Segundo a sobrinha neta Elena, que foi sua secretária por décadas, Mário
Quintana costumava duvidar de que iria viver muito. Aos 30, achava que não
passaria dos 40. Aos 50, não chegaria aos 60. E como foi ficando, parou de fazer
afirmações “para não ficar repetitivo.” Pois Quintana viveu 87 anos como se
fosse um menino. De alma, gestos e sentimentos. E como produziu, o garoto.
Nascido em 30 de julho de 1906, na cidadezinha de Alegrete, começou a escrever
muito cedo e trabalhou em jornais a vida inteira. Além disso, fazia traduções –
foram mais de 130 ao longo da vida, passando por obras de Voltaire,
Virginia Woolf, Proust, Balzac. Para Quintana, ser poeta era um vício e
não uma profissão
Publicou seu primeiro livro, A rua dos cataventos, em 1940, aos 34
anos. A obra se diferenciava por apresentar sonetos tradicionais, quando a
literatura brasileira já havia sido chacoalhada pelo Modernismo de
1922. Sua aparição em terreno nacional aconteceria apenas em 1966 com sua
Antologia Poética, organizada por Paulo Mendes Campos e Rubem Braga. Considerado
"o poeta das coisas simples", com versos marcados pela ironia,
Quintana recusava qualquer tipo de rótulo, para si ou para sua poesia, que
pretendia livre de escolas e modismos literários. Ao contrário de seus
contemporâneos, Carlos Drummond de Andrade, Manuel Bandeira e João Cabral de
Melo Neto, não fazia poesia social. Buscava o lirismo tradicional, com um toque
de espontaneidade, o olhar atento sobre coisas
pequenas e emoções simples. Afirmava
que sua poesia era feita unicamente para atender a sua necessidade de
escrever. Até que tentou flertar com os contos, mas nunca se sentiu à vontade
com a prosa, com exceção da prosa poética. Dizia ele: “Bem que eu gostaria de
escrever contos. Mas isso de enredo me parece uma coisa para comadres...” Sua
produção ocupou o terreno do indefinível, inclassificável, cabendo aos críticos
literários a difícil tarefa de enquadrá-la em uma ou outra escola, o que
provavelmente nunca conseguiram.
Quando do lançamento de Apontamentos
de história sobrenatural, em 1976, o poeta contava já 70 anos e, ainda que
idoso, continuava uma criança, em vivacidade e entusiasmo.

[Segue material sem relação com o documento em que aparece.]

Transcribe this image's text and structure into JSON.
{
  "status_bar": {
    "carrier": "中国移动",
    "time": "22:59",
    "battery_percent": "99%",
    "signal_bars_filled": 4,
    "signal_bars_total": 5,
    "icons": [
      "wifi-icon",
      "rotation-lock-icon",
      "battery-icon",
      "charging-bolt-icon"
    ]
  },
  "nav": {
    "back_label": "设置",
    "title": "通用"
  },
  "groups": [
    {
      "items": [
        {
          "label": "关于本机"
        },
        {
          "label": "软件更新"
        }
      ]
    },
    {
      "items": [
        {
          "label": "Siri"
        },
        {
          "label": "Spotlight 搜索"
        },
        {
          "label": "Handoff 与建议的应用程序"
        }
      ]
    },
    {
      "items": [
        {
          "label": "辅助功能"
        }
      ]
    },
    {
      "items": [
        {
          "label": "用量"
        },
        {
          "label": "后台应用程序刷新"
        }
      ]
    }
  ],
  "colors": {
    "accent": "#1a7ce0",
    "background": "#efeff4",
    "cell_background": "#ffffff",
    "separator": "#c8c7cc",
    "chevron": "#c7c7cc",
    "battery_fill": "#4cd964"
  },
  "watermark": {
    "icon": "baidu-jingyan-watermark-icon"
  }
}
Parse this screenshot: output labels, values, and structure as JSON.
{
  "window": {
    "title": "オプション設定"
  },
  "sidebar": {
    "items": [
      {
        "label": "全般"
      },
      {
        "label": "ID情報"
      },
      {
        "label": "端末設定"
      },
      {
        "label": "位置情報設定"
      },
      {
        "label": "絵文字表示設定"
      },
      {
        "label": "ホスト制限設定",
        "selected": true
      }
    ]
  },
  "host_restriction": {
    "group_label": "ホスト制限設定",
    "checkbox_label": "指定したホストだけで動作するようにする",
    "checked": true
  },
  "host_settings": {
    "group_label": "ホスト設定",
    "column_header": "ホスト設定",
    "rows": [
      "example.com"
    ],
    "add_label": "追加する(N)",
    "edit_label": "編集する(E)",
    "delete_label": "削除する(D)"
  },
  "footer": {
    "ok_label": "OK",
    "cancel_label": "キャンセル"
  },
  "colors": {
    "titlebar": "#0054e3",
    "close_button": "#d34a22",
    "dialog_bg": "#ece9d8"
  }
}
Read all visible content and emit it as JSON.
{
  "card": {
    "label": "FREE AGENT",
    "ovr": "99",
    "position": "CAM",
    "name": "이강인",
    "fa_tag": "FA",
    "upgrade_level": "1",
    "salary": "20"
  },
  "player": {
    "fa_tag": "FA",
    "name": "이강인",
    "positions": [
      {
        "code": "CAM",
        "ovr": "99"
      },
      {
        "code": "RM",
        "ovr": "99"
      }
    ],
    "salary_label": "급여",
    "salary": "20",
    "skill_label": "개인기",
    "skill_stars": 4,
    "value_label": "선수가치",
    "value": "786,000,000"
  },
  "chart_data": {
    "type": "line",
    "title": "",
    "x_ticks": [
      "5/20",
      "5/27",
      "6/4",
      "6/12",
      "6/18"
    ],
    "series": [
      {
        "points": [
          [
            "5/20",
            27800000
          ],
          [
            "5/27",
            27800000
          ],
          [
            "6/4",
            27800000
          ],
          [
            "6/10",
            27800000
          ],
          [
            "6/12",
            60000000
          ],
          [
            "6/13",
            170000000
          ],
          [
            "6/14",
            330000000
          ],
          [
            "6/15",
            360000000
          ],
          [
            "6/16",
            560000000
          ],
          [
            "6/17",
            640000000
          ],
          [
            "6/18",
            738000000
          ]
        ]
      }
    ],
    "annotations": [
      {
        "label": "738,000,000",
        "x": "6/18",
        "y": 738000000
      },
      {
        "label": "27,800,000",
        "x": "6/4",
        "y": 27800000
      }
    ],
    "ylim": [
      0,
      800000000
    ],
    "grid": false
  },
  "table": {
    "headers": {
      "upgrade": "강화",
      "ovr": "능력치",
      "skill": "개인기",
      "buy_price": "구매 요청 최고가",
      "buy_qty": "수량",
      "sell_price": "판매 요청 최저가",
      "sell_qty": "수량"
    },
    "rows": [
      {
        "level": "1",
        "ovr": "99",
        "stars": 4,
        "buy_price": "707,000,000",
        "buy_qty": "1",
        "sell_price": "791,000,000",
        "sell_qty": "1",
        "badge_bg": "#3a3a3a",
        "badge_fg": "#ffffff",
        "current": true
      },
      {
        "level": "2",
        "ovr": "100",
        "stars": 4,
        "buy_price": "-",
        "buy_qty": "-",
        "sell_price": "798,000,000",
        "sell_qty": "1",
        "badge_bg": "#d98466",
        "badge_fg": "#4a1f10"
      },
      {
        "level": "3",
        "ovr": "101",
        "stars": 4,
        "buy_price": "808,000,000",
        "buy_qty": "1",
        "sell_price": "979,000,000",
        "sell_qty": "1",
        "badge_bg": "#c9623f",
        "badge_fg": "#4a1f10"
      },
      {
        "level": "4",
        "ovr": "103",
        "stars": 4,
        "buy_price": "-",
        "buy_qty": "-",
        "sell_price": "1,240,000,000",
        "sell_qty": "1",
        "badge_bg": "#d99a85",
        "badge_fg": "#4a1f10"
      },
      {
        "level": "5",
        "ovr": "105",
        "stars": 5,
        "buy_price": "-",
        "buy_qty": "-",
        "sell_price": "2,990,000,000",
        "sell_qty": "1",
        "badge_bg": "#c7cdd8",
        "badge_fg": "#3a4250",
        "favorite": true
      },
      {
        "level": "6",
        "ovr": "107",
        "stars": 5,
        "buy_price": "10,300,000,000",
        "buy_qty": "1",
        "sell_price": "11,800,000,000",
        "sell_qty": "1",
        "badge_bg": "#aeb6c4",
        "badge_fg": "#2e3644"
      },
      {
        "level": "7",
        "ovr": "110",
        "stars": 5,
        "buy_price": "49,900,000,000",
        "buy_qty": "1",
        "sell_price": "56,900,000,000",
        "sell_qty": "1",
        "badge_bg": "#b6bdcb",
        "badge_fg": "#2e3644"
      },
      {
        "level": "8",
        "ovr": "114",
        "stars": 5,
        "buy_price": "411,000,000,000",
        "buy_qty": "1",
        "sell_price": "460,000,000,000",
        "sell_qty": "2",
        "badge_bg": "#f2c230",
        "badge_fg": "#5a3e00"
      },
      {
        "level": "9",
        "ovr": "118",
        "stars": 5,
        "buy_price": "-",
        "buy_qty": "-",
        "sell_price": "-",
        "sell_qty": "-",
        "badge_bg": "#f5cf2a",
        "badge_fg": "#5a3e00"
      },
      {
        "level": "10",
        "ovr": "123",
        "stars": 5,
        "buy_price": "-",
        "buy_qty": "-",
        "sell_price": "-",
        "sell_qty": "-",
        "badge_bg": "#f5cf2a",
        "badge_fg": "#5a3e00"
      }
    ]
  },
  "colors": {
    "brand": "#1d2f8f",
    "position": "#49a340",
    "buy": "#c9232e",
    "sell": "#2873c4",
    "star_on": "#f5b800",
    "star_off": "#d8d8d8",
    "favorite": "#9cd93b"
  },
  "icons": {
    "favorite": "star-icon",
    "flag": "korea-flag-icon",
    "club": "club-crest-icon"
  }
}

O livro, que
marcou seu retorno, após dez anos sem lançar uma obra inédita, chama atenção
logo no título: “Apontamentos” sugere anotações, notas em caderno escolar,
pensamentos de menino. Já “História Sobrenatural” remete a algo transcendente,
misterioso. São 146 poemas numa temática muito própria, que mescla
cotidiano, melancolia, nostalgia da infância e reflexões sobre o tempo e a
morte. Os poemas apresentam ainda uma grande variedade formal: poemas curtos
antecedem outros bastante longos, canções se avizinham a sonetos, tudo se
insere no estilo sem estilo do autor. Sobre a obra, disse o poeta: Eis o meu primeiro livro cujos poemas saem
mais ou menos na sua ordem cronológica. Porque antes se reuniam numa ordem
lógica: sonetos com seus companheiros de lirismo um tanto boêmio, canções com
suas irmãs de dança, quartetos filosofando uns com os outros, diante da
seriedade que se presume existir num simpósio, poemas em prosa proseando sobre
isto ou aquilo, poemas oníricos com suas perigosas magias de aprendizes e
feiticeiros.
No poema “De gramática e de
linguagem”,
analisa o fazer poético e mostra o quanto se delicia em
construí-lo:
Eu sonho com um
poema
Cujas palavras sumarentas
Escorram
Com a polpa de um
fruto maduro
Em tua boca.
Em "O autorretrato", esboça uma análise de si mesmo,
como quem se enxerga com olhos da fantasia:
“No retrato que me
faço
- traço a traço –
às vezes me pinto nuvem,
Às vezes me pinto
árvore (...)
O poeta também recorre a temas como morte e tempo,
lançando versos doces como:
“O domingo é um cachorro escondido
Debaixo da cama.”
Em "Interrogações",
Quintana divaga sobre a criação divina:
Nenhuma pergunta
demanda resposta.
Cada verso é um
pergunta do poeta.
E as estrelas...
As flores...
O mundo...
São perguntas de
Deus.”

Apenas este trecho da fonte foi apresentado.